The standard of care following gynecologic oncology surgery may include post-discharge calls to patients from gynecologic oncology nurses to assess and suggest interventions as needed during recovery. The high volume of patients at one institution prompted researchers to examine whether an automated text messaging program and other healthcare innovation strategies, instead of standard telephone-based nursing assessments, could provide post-operative patient evaluations that were complete, acceptable to patients, and reduced the clinical workload for providers.

Text Message-Based Assessments

Researchers enrolled English-speaking patients having surgery with four providers in the division of gynecologic oncology at a single center from February-June 2021. They offered patients the standard telephone evaluation with a gynecologic oncology nurses or text message-based assessments. The study team texted patients 48 hours after discharge using an algorithm based on the center’s standard telephone script and employed a “fake back end”—a care team member who sent and responded to patient text messages. Individuals who did not respond were called by the nursing team to finish the outstanding questions, and patients whose replies required additional information were called by the nursing team. Throughout the course of the study, the algorithm was revised based on patient and provider feedback.

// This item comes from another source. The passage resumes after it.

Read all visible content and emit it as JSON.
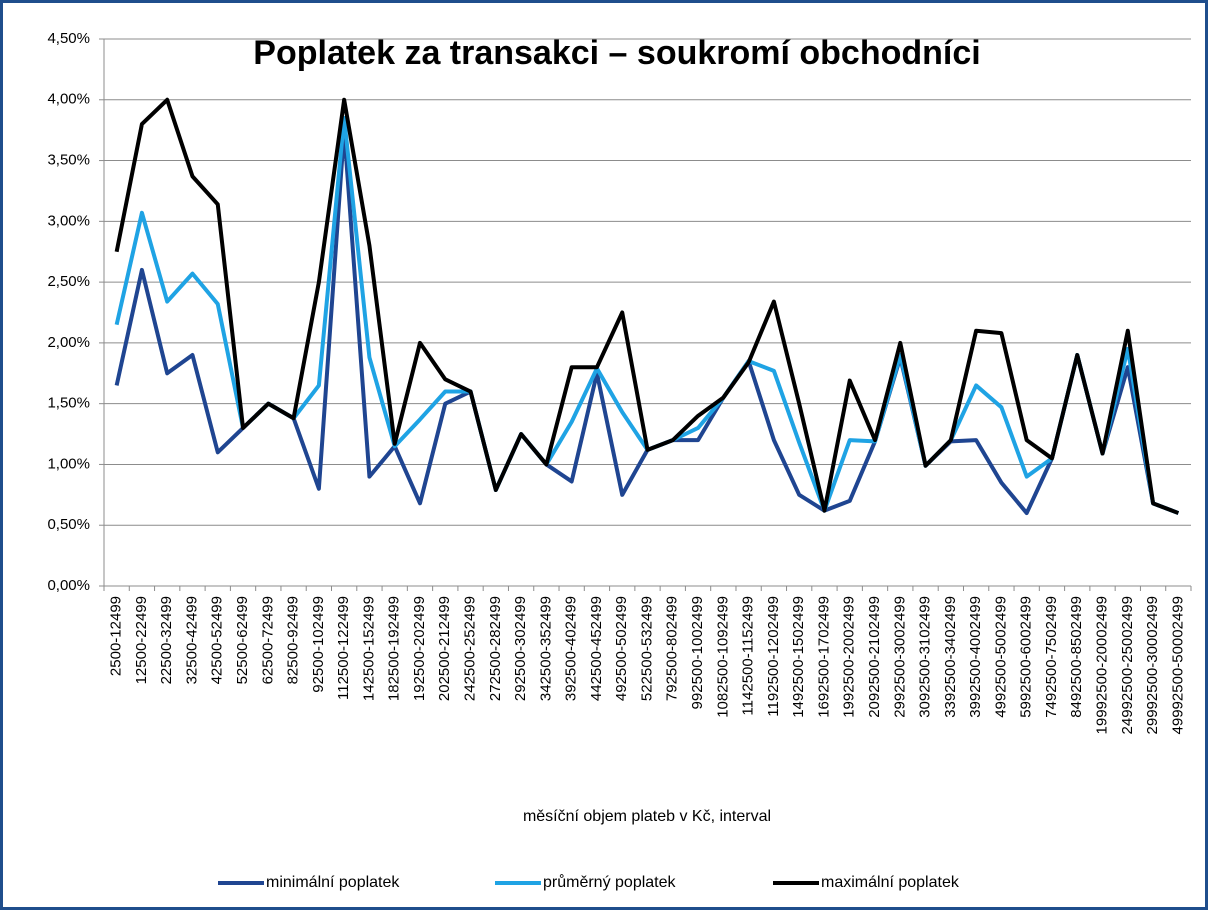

The program included 56 enrollees with a median age of 54. The most frequent reason for refusing the program was a patient’s preference for a phone call.

Among enrollees, 41 (73%) started the program, and 18 (44%) finished the entire algorithm. Median time to completion of the algorithm was 34 minutes, and the completed algorithms saved approximately 4.5 hours of provider time. Reasons for failing to finish the algorithm included lack of patient response (65%), having a response that suggested the need for a provider’s evaluation (22%), and algorithm error (13%).

Patients With Gynecologic Cancers Satisfied With Text Messaging Program

In total, 17 enrollees answered the following question: “On a scale of 0-10, how likely are you to recommend this texting program to a friend if they were getting the same procedure as you?” Results included 13 promoters (9-10), one neutral participant (7-8), and three detractors (6 or less). Twelve patients issued a score of 10/10; the lowest score, a 5, came from a single patient.

The results of the pilot program demonstrated that text messaging programs for gynecologic oncology patients are feasible for offering efficient postoperative care that is also satisfactory to patients, according to the researchers. They also noted that future research should examine the safety and scalability of automated text messaging platforms for patient evaluations.